July 26, 2010
This note is an announcement/reminder for a workshop on ecology outreach to non-traditional public audience at the upcoming ESA meeting.
Entitled: Got Broader Impacts? How the Research Ambassador Program Can Turn Outreach from Burden to Benefit, this workshop will help guide ecologists to create and implement useful and creative broader impacts in an efficient ways. We will draw upon successful models whose audiences include faith-based communities, legislators, artists, urban youth, and incarcerated men and women.
Workshop participants will be asked to complete a short “outreach profile”, which will help to focus the outreach scenarios we design to maximize the appropriateness of the audience and the mode of communication. We anticipate that each attendee will leave the Workshop with new and useful ideas for ways to bring their ecological research to public audiences that go well beyond academia.

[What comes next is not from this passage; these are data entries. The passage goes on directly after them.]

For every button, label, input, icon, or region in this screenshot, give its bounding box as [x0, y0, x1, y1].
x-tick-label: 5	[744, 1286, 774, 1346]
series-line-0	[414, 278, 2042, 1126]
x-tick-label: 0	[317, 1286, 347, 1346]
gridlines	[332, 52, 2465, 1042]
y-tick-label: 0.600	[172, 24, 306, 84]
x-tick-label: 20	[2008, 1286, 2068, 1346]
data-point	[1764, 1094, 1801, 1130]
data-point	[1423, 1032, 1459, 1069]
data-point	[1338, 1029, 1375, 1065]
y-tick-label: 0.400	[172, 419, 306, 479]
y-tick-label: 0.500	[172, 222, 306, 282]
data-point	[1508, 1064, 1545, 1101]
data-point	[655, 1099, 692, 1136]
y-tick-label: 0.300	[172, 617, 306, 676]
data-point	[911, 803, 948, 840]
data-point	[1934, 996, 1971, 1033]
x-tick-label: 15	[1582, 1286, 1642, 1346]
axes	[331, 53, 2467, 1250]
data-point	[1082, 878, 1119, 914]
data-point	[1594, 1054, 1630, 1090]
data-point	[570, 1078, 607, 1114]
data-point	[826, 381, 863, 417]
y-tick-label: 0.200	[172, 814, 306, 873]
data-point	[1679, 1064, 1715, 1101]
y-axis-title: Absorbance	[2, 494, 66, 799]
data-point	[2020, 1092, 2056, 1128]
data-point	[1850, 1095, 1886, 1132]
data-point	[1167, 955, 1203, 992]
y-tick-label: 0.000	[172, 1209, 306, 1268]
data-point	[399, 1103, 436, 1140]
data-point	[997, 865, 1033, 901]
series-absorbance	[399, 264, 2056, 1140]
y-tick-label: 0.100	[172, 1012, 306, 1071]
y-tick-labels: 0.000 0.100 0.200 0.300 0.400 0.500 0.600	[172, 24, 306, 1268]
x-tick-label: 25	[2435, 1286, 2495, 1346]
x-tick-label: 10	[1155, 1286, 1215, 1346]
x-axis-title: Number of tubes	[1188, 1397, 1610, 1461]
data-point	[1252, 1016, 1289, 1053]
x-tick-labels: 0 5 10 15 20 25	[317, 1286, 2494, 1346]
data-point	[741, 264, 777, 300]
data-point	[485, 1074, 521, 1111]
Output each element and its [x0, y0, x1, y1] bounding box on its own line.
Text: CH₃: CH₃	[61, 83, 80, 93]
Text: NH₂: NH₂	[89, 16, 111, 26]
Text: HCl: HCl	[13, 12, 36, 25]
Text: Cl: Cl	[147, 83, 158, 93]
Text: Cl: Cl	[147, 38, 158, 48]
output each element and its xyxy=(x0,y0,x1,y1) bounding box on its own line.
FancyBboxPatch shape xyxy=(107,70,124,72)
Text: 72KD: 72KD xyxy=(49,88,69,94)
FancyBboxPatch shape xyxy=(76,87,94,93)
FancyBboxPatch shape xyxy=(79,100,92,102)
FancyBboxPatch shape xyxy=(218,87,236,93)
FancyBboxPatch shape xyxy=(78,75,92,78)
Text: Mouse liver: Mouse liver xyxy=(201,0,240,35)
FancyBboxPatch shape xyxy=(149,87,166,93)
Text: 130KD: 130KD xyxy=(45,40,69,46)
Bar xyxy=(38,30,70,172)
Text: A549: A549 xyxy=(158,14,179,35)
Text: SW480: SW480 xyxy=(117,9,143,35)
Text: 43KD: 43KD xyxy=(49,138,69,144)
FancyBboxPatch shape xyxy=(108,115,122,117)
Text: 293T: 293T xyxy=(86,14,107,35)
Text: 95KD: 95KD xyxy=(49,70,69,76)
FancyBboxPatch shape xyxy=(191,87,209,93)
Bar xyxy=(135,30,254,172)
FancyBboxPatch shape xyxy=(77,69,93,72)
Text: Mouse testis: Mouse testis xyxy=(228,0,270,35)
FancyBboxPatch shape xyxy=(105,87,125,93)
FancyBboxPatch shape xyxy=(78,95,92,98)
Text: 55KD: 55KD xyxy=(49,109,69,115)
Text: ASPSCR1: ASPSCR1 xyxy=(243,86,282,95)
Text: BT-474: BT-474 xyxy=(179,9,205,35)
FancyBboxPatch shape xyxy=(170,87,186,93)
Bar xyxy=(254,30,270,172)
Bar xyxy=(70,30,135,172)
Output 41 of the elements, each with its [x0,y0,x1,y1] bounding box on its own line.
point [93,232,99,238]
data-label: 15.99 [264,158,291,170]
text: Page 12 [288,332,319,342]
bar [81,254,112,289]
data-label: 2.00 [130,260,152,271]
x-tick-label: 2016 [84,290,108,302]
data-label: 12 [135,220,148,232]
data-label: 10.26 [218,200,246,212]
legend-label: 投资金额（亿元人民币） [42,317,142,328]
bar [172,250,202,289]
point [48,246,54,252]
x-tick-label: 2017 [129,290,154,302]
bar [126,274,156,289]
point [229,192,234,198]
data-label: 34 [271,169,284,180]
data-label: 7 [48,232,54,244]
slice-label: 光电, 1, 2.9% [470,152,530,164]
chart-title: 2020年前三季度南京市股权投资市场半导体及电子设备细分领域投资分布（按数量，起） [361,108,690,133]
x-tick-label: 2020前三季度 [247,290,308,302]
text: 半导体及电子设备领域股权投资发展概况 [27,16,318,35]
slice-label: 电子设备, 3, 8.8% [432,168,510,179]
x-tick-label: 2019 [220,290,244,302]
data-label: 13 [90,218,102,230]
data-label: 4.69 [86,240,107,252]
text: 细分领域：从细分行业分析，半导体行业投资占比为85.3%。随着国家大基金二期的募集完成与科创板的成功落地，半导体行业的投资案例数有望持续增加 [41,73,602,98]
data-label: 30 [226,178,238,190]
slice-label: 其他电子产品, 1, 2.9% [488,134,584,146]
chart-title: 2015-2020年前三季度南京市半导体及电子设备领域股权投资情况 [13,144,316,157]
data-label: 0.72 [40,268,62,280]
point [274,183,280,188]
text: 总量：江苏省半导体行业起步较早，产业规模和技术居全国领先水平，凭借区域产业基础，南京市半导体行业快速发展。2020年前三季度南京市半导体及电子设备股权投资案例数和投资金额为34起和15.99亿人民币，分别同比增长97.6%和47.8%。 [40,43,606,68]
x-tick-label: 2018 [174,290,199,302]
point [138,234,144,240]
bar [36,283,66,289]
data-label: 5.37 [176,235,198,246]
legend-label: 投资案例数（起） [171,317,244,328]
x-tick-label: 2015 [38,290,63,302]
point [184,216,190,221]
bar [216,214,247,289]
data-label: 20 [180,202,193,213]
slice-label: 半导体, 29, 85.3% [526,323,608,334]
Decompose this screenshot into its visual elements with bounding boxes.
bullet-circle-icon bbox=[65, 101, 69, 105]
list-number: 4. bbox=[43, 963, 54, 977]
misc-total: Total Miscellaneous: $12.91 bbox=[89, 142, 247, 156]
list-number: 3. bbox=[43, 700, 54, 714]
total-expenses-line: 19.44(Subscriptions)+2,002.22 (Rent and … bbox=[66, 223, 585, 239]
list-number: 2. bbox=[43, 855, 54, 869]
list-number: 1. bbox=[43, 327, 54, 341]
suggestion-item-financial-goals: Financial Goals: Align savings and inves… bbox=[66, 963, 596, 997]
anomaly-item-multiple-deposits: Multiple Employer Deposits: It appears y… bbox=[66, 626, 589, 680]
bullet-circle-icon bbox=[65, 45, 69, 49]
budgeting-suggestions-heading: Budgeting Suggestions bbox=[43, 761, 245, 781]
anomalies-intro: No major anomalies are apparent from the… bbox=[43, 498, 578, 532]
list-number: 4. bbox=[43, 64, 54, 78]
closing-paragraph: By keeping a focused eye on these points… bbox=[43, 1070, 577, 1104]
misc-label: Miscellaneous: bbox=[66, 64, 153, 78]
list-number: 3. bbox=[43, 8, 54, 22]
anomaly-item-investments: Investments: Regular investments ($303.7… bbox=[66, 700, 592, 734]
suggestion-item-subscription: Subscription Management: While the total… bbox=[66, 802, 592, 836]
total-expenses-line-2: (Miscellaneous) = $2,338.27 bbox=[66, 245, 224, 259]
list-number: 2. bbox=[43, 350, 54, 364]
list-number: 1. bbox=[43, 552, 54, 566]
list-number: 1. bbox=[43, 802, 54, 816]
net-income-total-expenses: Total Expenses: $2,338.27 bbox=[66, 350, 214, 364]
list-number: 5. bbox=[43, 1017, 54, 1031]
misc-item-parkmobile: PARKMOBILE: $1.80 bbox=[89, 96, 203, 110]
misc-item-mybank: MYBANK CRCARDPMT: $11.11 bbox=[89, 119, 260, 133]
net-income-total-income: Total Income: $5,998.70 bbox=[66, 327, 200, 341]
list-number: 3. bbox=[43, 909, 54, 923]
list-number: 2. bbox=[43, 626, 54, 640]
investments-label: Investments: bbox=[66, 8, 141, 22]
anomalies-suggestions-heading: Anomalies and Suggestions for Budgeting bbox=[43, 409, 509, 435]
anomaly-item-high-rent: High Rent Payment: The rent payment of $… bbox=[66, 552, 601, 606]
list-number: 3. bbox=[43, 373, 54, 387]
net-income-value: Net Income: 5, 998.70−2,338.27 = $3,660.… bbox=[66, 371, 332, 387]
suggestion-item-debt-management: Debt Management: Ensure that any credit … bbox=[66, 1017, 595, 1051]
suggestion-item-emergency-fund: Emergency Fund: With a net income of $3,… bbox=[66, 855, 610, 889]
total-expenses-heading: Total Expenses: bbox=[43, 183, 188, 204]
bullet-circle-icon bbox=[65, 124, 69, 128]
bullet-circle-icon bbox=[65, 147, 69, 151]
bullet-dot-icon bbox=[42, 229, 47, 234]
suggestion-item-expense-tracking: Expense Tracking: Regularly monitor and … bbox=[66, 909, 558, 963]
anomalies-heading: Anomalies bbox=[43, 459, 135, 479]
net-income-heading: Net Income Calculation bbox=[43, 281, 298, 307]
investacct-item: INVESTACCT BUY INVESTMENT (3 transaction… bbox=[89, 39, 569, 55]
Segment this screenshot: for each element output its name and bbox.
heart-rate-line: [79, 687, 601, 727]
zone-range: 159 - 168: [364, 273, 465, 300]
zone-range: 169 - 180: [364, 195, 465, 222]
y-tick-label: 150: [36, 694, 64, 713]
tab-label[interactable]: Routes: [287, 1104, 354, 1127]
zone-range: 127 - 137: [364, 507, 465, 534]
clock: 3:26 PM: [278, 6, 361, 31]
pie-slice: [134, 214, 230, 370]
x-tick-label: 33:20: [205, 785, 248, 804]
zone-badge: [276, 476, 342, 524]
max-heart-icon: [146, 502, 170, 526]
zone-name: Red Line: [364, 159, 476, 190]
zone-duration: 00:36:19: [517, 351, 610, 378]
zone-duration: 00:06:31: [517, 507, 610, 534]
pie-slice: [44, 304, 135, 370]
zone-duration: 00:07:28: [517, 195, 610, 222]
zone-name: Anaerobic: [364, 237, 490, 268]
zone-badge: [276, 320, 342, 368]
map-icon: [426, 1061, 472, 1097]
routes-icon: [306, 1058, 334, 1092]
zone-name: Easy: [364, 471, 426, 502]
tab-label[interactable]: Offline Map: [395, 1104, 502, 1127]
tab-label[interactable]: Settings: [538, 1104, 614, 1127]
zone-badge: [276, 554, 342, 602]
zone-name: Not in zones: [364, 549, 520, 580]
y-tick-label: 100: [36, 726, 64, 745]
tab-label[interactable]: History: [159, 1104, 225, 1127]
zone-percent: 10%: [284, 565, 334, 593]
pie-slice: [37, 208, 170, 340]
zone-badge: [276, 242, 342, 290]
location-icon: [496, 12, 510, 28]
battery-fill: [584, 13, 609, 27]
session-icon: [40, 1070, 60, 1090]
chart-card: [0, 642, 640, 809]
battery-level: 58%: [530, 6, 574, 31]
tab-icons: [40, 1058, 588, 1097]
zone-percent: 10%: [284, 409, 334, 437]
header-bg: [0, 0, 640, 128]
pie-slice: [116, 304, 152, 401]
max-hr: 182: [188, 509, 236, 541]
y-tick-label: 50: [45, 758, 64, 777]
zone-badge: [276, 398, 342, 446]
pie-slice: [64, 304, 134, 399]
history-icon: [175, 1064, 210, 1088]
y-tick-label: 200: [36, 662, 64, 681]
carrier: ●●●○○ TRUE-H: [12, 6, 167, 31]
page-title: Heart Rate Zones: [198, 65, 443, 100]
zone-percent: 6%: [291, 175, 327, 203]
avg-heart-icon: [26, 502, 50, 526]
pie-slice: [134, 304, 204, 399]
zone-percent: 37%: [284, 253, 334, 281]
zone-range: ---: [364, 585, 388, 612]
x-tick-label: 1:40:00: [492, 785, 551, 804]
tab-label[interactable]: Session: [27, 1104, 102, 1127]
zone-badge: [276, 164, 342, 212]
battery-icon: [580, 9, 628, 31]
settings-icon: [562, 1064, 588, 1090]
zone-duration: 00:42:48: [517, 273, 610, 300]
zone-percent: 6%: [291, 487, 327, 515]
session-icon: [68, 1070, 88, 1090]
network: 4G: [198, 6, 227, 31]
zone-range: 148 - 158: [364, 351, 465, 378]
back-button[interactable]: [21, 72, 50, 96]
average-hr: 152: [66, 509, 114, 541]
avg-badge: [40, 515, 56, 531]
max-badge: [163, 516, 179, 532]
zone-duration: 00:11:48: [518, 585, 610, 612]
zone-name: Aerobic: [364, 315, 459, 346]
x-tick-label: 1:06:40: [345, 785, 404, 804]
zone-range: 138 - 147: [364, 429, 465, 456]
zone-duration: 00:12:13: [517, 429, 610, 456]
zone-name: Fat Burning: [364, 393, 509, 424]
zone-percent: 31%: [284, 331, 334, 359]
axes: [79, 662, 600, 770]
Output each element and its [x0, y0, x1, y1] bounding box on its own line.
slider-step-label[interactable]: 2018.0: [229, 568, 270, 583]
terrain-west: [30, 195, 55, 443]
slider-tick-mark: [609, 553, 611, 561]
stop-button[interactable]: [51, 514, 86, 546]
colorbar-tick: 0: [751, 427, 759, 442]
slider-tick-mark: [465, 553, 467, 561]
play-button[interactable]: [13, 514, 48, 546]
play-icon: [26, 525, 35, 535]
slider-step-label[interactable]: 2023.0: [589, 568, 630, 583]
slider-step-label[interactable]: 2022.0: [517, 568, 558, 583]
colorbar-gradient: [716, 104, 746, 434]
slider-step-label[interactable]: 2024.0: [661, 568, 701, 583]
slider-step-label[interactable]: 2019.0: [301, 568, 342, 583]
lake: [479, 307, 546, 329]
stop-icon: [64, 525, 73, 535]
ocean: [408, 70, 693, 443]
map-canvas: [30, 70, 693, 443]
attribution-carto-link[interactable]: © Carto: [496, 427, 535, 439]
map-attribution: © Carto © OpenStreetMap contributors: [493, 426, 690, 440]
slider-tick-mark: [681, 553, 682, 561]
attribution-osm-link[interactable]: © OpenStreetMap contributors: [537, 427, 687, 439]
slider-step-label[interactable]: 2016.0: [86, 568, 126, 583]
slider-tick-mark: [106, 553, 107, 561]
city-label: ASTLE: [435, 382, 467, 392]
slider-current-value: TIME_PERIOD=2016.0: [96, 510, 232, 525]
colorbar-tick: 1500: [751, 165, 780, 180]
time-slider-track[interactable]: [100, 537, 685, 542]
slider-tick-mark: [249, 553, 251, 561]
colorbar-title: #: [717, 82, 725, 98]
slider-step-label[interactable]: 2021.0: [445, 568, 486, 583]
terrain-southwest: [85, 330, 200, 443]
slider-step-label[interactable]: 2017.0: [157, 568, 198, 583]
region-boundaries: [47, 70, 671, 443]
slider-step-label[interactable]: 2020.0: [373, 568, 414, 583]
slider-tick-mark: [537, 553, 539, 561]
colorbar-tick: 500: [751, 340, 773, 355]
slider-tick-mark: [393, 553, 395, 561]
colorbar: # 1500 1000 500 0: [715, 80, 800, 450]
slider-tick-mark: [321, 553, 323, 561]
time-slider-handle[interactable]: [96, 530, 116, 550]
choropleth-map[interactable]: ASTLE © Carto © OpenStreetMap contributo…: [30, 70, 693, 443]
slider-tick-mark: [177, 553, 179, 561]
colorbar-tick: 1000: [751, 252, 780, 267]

This workshop is part of the new “Research Ambassador Program”, which has been funded by a research grant from the Ecosystems Program at the National Science Foundation. Workshop attendees will become eligible for becoming a “Research Ambassador”, which provides access to further outreach training, resources, and evalution materials.
Because this Workshop does not require signing up in advance, we would appreciate your sending us a note if you intend to attend so that we may better plan our activities.
Below is the Workshop description. The workshop will take place on Monday, Aug. 2, from 8-10 pm, in 414 David Lawrence Convention Center.
Monday, August 2, 2010: 8:00 PM-10:00 PM
WK 17 – Got Broader Impacts? How the Research Ambassador Program Can Turn Outreach from Burden to Benefit
With the increasing gulf between humans and nature, and pressing global environmental issues, high-level science administrators are calling for scientists to participate in the dissemination of their work to non-scientific audiences. However, little training exists for scientists to be effective, efficient communicators. The academic system has few rewards for outreach by scientists, and can even actively discourage them. However, funding sources such as National Science Foundation (NSF) are increasingly demanding that such work be done. In 2010, the Ecosystems Program of the NSF made an award to create the Research Ambassador Program. Our objectives are to recruit, train, and provide assessment tools for ecologists who wish to present their work to non-scientific audiences, particularly to audiences with little access to nature, or for whom science is not a part of their regular interests. This workshop draws on five years of successful science outreach to non-traditional audiences. In our session, we will: (1) articulate the obstacles and rewards that scientists face when carrying out research outreach; and 2) present successful case studies for such audiences as incarcerated men and women, faith-based communities, and urban youth. Then, each participant will describe his/her own research topic, and we will collectively brainstorm potential audiences and modes of communication by which outreach can be implemented. Finally, we will present models for materials that evaluate the audience’s and the scientists’ shifts in knowledge of content, attitudes, and behaviors.